Empirical application#

For reference, Bottmer’s empirical application — Iowa’s 2007 minimum- wage hike on county-level teen employment, run on the Quarterly Workforce Indicators panel that ships with her reference package (tests/ia_emp_app_teen_empl.csv) — uses the same heuristic-lambda configuration. Because the panel is public, mlsynth’s MLSC can be pointed at it directly through the two-DataFrame API; see the estimator’s docstring for the data-cleaning conventions the package expects (drop counties with any NaN over the analysis window, mirror the state-level treatment indicator on each contained county, normalize within-state weights to sum to one).

References#

Bottmer, L. (2025). Synthetic Control with Disaggregated Data. Stanford University job-market paper. PDF.

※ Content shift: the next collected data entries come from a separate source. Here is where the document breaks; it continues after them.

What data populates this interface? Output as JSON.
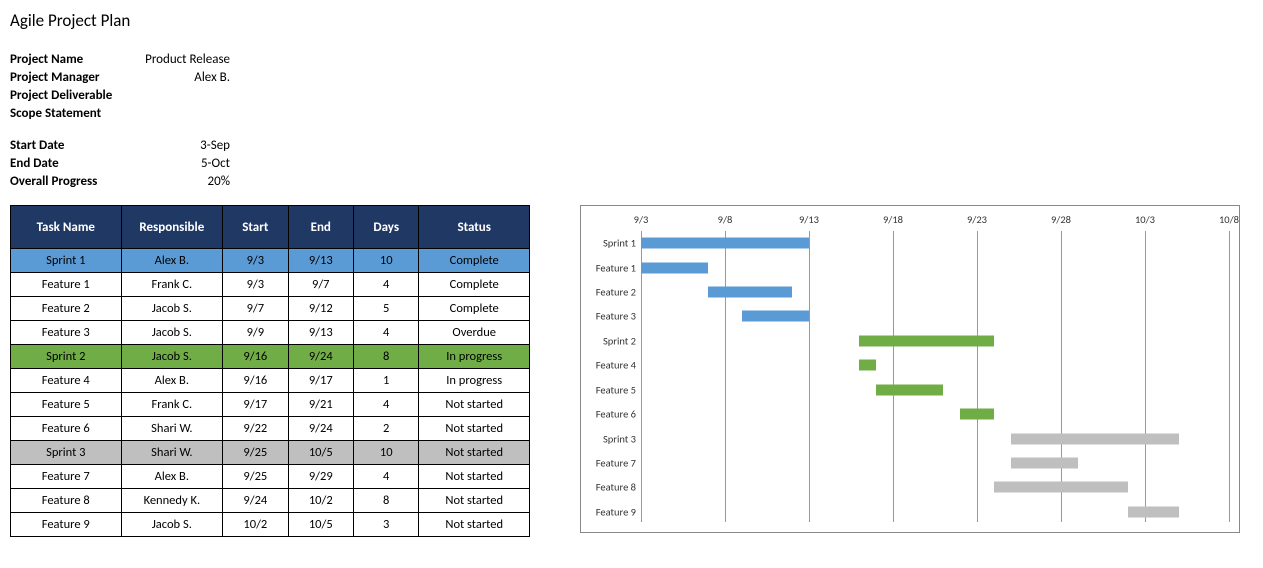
{
  "title": "Agile Project Plan",
  "meta1": [
    {
      "label": "Project Name",
      "value": "Product Release"
    },
    {
      "label": "Project Manager",
      "value": "Alex B."
    },
    {
      "label": "Project Deliverable",
      "value": ""
    },
    {
      "label": "Scope Statement",
      "value": ""
    }
  ],
  "meta2": [
    {
      "label": "Start Date",
      "value": "3-Sep"
    },
    {
      "label": "End Date",
      "value": "5-Oct"
    },
    {
      "label": "Overall Progress",
      "value": "20%"
    }
  ],
  "table": {
    "headers": [
      "Task Name",
      "Responsible",
      "Start",
      "End",
      "Days",
      "Status"
    ],
    "rows": [
      {
        "cls": "sprint-1",
        "cells": [
          "Sprint 1",
          "Alex B.",
          "9/3",
          "9/13",
          "10",
          "Complete"
        ]
      },
      {
        "cls": "",
        "cells": [
          "Feature 1",
          "Frank C.",
          "9/3",
          "9/7",
          "4",
          "Complete"
        ]
      },
      {
        "cls": "",
        "cells": [
          "Feature 2",
          "Jacob S.",
          "9/7",
          "9/12",
          "5",
          "Complete"
        ]
      },
      {
        "cls": "",
        "cells": [
          "Feature 3",
          "Jacob S.",
          "9/9",
          "9/13",
          "4",
          "Overdue"
        ]
      },
      {
        "cls": "sprint-2",
        "cells": [
          "Sprint 2",
          "Jacob S.",
          "9/16",
          "9/24",
          "8",
          "In progress"
        ]
      },
      {
        "cls": "",
        "cells": [
          "Feature 4",
          "Alex B.",
          "9/16",
          "9/17",
          "1",
          "In progress"
        ]
      },
      {
        "cls": "",
        "cells": [
          "Feature 5",
          "Frank C.",
          "9/17",
          "9/21",
          "4",
          "Not started"
        ]
      },
      {
        "cls": "",
        "cells": [
          "Feature 6",
          "Shari W.",
          "9/22",
          "9/24",
          "2",
          "Not started"
        ]
      },
      {
        "cls": "sprint-3",
        "cells": [
          "Sprint 3",
          "Shari W.",
          "9/25",
          "10/5",
          "10",
          "Not started"
        ]
      },
      {
        "cls": "",
        "cells": [
          "Feature 7",
          "Alex B.",
          "9/25",
          "9/29",
          "4",
          "Not started"
        ]
      },
      {
        "cls": "",
        "cells": [
          "Feature 8",
          "Kennedy K.",
          "9/24",
          "10/2",
          "8",
          "Not started"
        ]
      },
      {
        "cls": "",
        "cells": [
          "Feature 9",
          "Jacob S.",
          "10/2",
          "10/5",
          "3",
          "Not started"
        ]
      }
    ]
  },
  "chart_data": {
    "type": "bar",
    "orientation": "horizontal",
    "title": "",
    "xlabel": "",
    "ylabel": "",
    "x_axis_ticks": [
      "9/3",
      "9/8",
      "9/13",
      "9/18",
      "9/23",
      "9/28",
      "10/3",
      "10/8"
    ],
    "x_domain_days": [
      3,
      38
    ],
    "categories": [
      "Sprint 1",
      "Feature 1",
      "Feature 2",
      "Feature 3",
      "Sprint 2",
      "Feature 4",
      "Feature 5",
      "Feature 6",
      "Sprint 3",
      "Feature 7",
      "Feature 8",
      "Feature 9"
    ],
    "series": [
      {
        "name": "Sprint 1",
        "start": 3,
        "end": 13,
        "group": "blue"
      },
      {
        "name": "Feature 1",
        "start": 3,
        "end": 7,
        "group": "blue"
      },
      {
        "name": "Feature 2",
        "start": 7,
        "end": 12,
        "group": "blue"
      },
      {
        "name": "Feature 3",
        "start": 9,
        "end": 13,
        "group": "blue"
      },
      {
        "name": "Sprint 2",
        "start": 16,
        "end": 24,
        "group": "green"
      },
      {
        "name": "Feature 4",
        "start": 16,
        "end": 17,
        "group": "green"
      },
      {
        "name": "Feature 5",
        "start": 17,
        "end": 21,
        "group": "green"
      },
      {
        "name": "Feature 6",
        "start": 22,
        "end": 24,
        "group": "green"
      },
      {
        "name": "Sprint 3",
        "start": 25,
        "end": 35,
        "group": "gray"
      },
      {
        "name": "Feature 7",
        "start": 25,
        "end": 29,
        "group": "gray"
      },
      {
        "name": "Feature 8",
        "start": 24,
        "end": 32,
        "group": "gray"
      },
      {
        "name": "Feature 9",
        "start": 32,
        "end": 35,
        "group": "gray"
      }
    ],
    "colors": {
      "blue": "#5B9BD5",
      "green": "#70AD47",
      "gray": "#BFBFBF"
    }
  }
}
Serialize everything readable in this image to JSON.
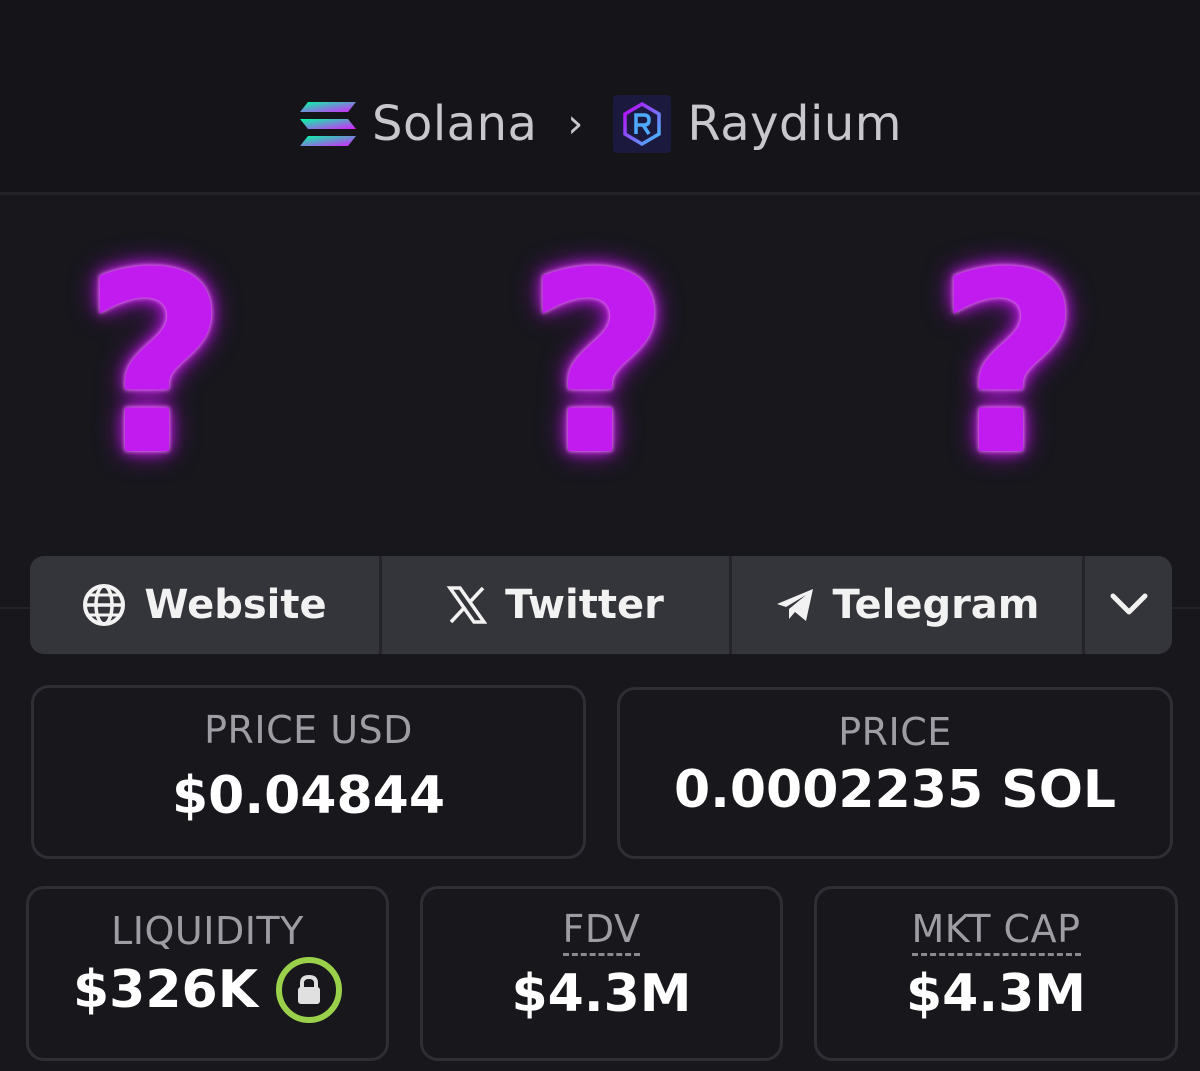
{
  "breadcrumb": {
    "chain": "Solana",
    "separator": "›",
    "dex": "Raydium",
    "chain_icon": "solana-icon",
    "dex_icon": "raydium-icon"
  },
  "placeholders": {
    "glyph": "?",
    "count": 3,
    "color": "#c21bf0"
  },
  "links": {
    "website": {
      "label": "Website",
      "icon": "globe-icon"
    },
    "twitter": {
      "label": "Twitter",
      "icon": "x-icon"
    },
    "telegram": {
      "label": "Telegram",
      "icon": "telegram-icon"
    },
    "more_icon": "chevron-down-icon"
  },
  "stats": {
    "price_usd": {
      "label": "PRICE USD",
      "value": "$0.04844"
    },
    "price_native": {
      "label": "PRICE",
      "value": "0.0002235 SOL"
    },
    "liquidity": {
      "label": "LIQUIDITY",
      "value": "$326K",
      "lock_color": "#9ad04a"
    },
    "fdv": {
      "label": "FDV",
      "value": "$4.3M"
    },
    "mkt_cap": {
      "label": "MKT CAP",
      "value": "$4.3M"
    }
  }
}
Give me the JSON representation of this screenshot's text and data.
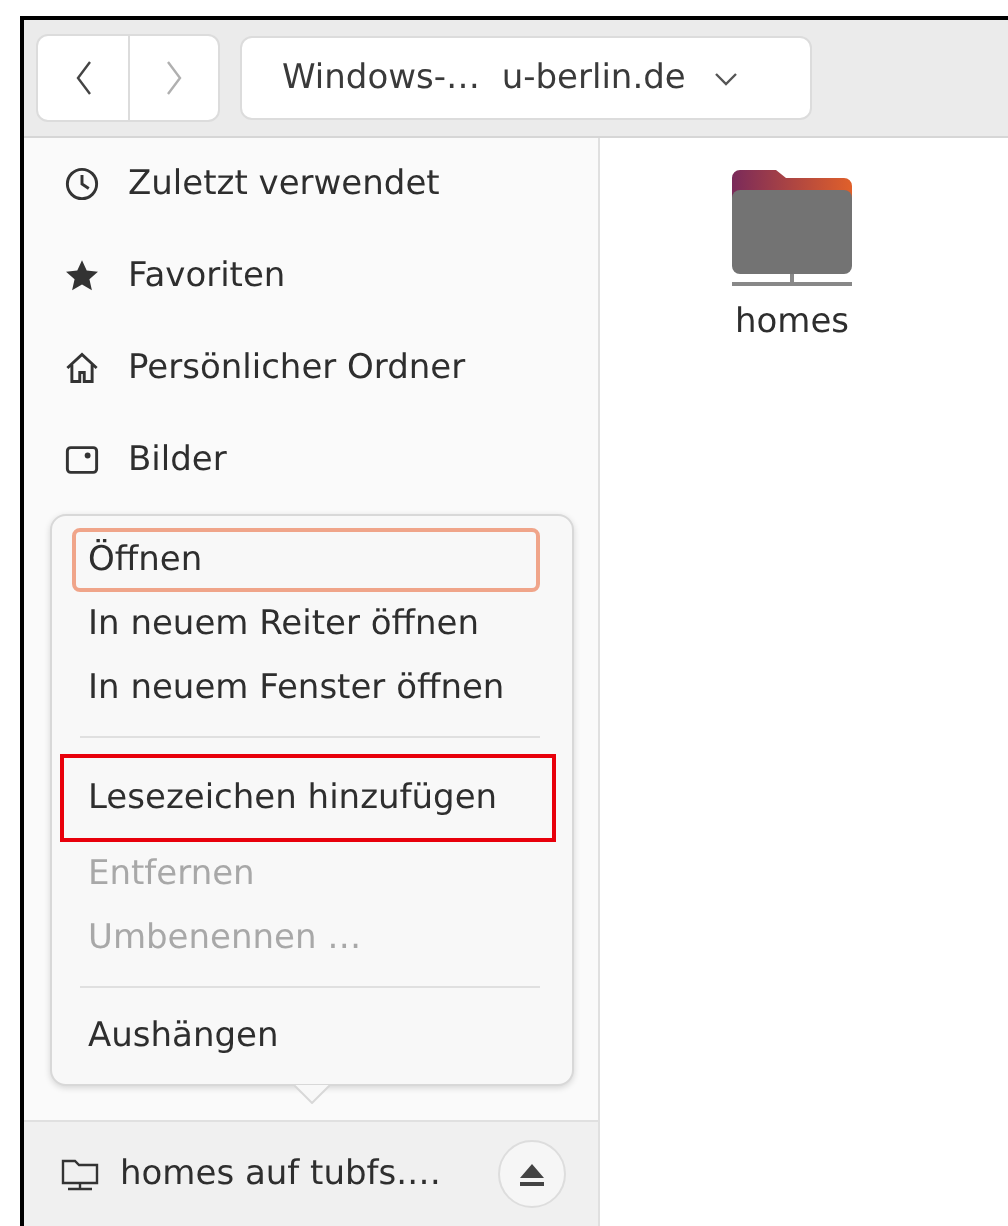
{
  "header": {
    "back_disabled": false,
    "forward_disabled": true,
    "path": "Windows-…  u-berlin.de"
  },
  "sidebar": {
    "items": [
      {
        "label": "Zuletzt verwendet",
        "kind": "recent"
      },
      {
        "label": "Favoriten",
        "kind": "starred"
      },
      {
        "label": "Persönlicher Ordner",
        "kind": "home"
      },
      {
        "label": "Bilder",
        "kind": "pictures"
      }
    ],
    "mount": {
      "label": "homes auf tubfs.…"
    }
  },
  "content": {
    "items": [
      {
        "label": "homes",
        "kind": "network-folder"
      }
    ]
  },
  "context_menu": {
    "items": [
      {
        "label": "Öffnen",
        "disabled": false,
        "focused": true,
        "annotated": false
      },
      {
        "label": "In neuem Reiter öffnen",
        "disabled": false,
        "focused": false,
        "annotated": false
      },
      {
        "label": "In neuem Fenster öffnen",
        "disabled": false,
        "focused": false,
        "annotated": false
      },
      {
        "kind": "separator"
      },
      {
        "label": "Lesezeichen hinzufügen",
        "disabled": false,
        "focused": false,
        "annotated": true
      },
      {
        "label": "Entfernen",
        "disabled": true,
        "focused": false,
        "annotated": false
      },
      {
        "label": "Umbenennen …",
        "disabled": true,
        "focused": false,
        "annotated": false
      },
      {
        "kind": "separator"
      },
      {
        "label": "Aushängen",
        "disabled": false,
        "focused": false,
        "annotated": false
      }
    ]
  }
}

The reference Python implementation by the paper’s author, multi-levelSC (Apache-2.0), inspired several details of this rewrite — in particular the variance-decomposition implementation and the classical-SC warm-start used by the cvxpy solver.

Abadie, A., Diamond, A., and Hainmueller, J. (2010). “Synthetic Control Methods for Comparative Case Studies: Estimating the Effect of California’s Tobacco Control Program.” Journal of the American Statistical Association 105(490):493-505.